In one embodiment, as shown in fig. 7, there is provided a hydrogen production system efficiency optimizing device 700 comprising: an acquisition module 702, a calculation module 704, and a determination module 706, wherein:
an obtaining module 702 for obtaining an operating parameter dataset for an electrolyzer in a hydrogen production system in response to a user-triggered performance optimization instruction;
the calculation module 704 is used for carrying out optimization solution on a preset target function set based on the operation parameter data set through a multi-objective optimization algorithm to obtain an optimal solution of the target function set, wherein the target function set comprises an electrolytic cell efficiency function, an electrolytic cell hydrogen production rate function and an electrolytic cell voltage rise rate network model;
a determining module 706 for determining an optimization strategy of the hydrogen production system based on the optimal solution of the set of objective functions, the optimization strategy for optimizing the performance of the hydrogen production system.
In one embodiment, the determining module 706 is further configured to determine an assignment strategy of the operation parameter according to the operation condition of the electrolytic cell; the operation parameters comprise current, voltage and hydrogen concentration in the anode oxygen of the electrolytic cell; assigning values to current, voltage and hydrogen concentration in the anode oxygen of the electrolytic cell based on an assignment strategy of operating parameters to obtain multiple groups of current data, voltage data and hydrogen concentration data; an operating parameter dataset is determined from the plurality of sets of current data, voltage data, and hydrogen concentration data.

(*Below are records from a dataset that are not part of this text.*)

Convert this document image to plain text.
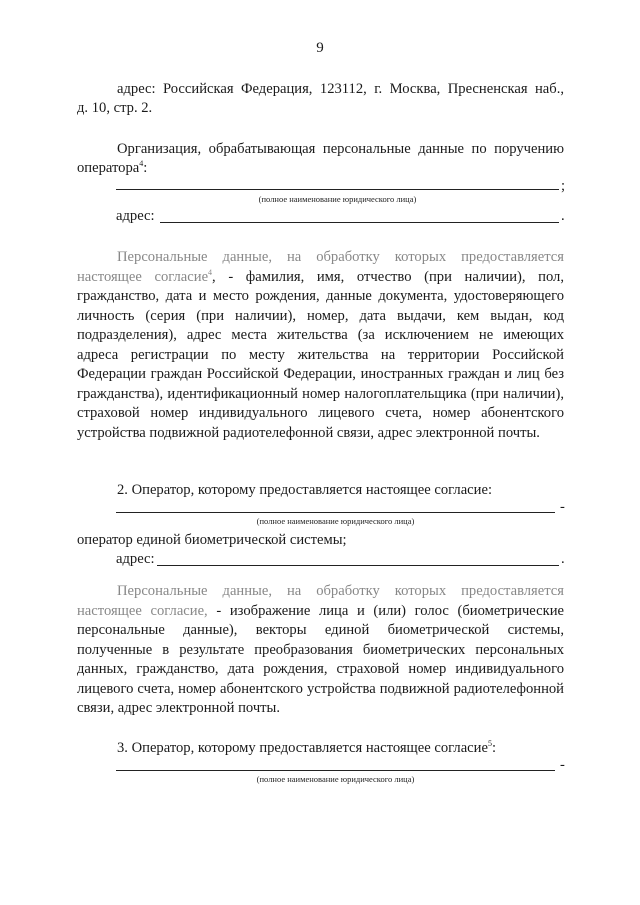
9

адрес: Российская Федерация, 123112, г. Москва, Пресненская наб.,

д. 10, стр. 2.

Организация, обрабатывающая персональные данные по поручению

оператора$^4$:

;
(полное наименование юридического лица)
адрес:	.

Персональные данные, на обработку которых предоставляетсянастоящее согласие$^4$, - фамилия, имя, отчество (при наличии), пол, гражданство, дата и место рождения, данные документа, удостоверяющего личность (серия (при наличии), номер, дата выдачи, кем выдан, код подразделения), адрес места жительства (за исключением не имеющих адреса регистрации по месту жительства на территории Российской Федерации граждан Российской Федерации, иностранных граждан и лиц без гражданства), идентификационный номер налогоплательщика (при наличии), страховой номер индивидуального лицевого счета, номер абонентского устройства подвижной радиотелефонной связи, адрес электронной почты.

2. Оператор, которому предоставляется настоящее согласие:

-
(полное наименование юридического лица)

оператор единой биометрической системы;

адрес:	.

Персональные данные, на обработку которых предоставляетсянастоящее согласие, - изображение лица и (или) голос (биометрические персональные данные), векторы единой биометрической системы, полученные в результате преобразования биометрических персональных данных, гражданство, дата рождения, страховой номер индивидуального лицевого счета, номер абонентского устройства подвижной радиотелефонной связи, адрес электронной почты.

3. Оператор, которому предоставляется настоящее согласие$^5$:

-
(полное наименование юридического лица)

In one embodiment, the determination module 706 is further configured to determine the electrolyzer efficiency function based on a relationship comprising a hydrogen concentration, a current, a voltage, a first constant, the first constant being a lower heating value of the hydrogen, and a second constant, the second constant being a Faraday constant.
In one embodiment, the determining module 706 is further configured to determine the cell hydrogen production rate function according to a relationship comprising the hydrogen concentration, the current, the voltage, and a second constant.
In one embodiment, the apparatus further comprises a generation module, wherein,
the generating module is used for acquiring a first training sample, wherein the first training sample comprises first sample data and a first voltage rise rate corresponding to the sample data, and the first sample data comprises first current data and first voltage data; inputting the training sample into a preset neural network model for training to obtain an initial electrolytic bath voltage increase rate network model; and learning the initial cell voltage increase rate network model through a second training sample to generate the cell voltage increase rate network model, wherein the second training sample comprises second sample data and a second voltage increase rate corresponding to the sample data, and the second sample data comprises second current data and second voltage data.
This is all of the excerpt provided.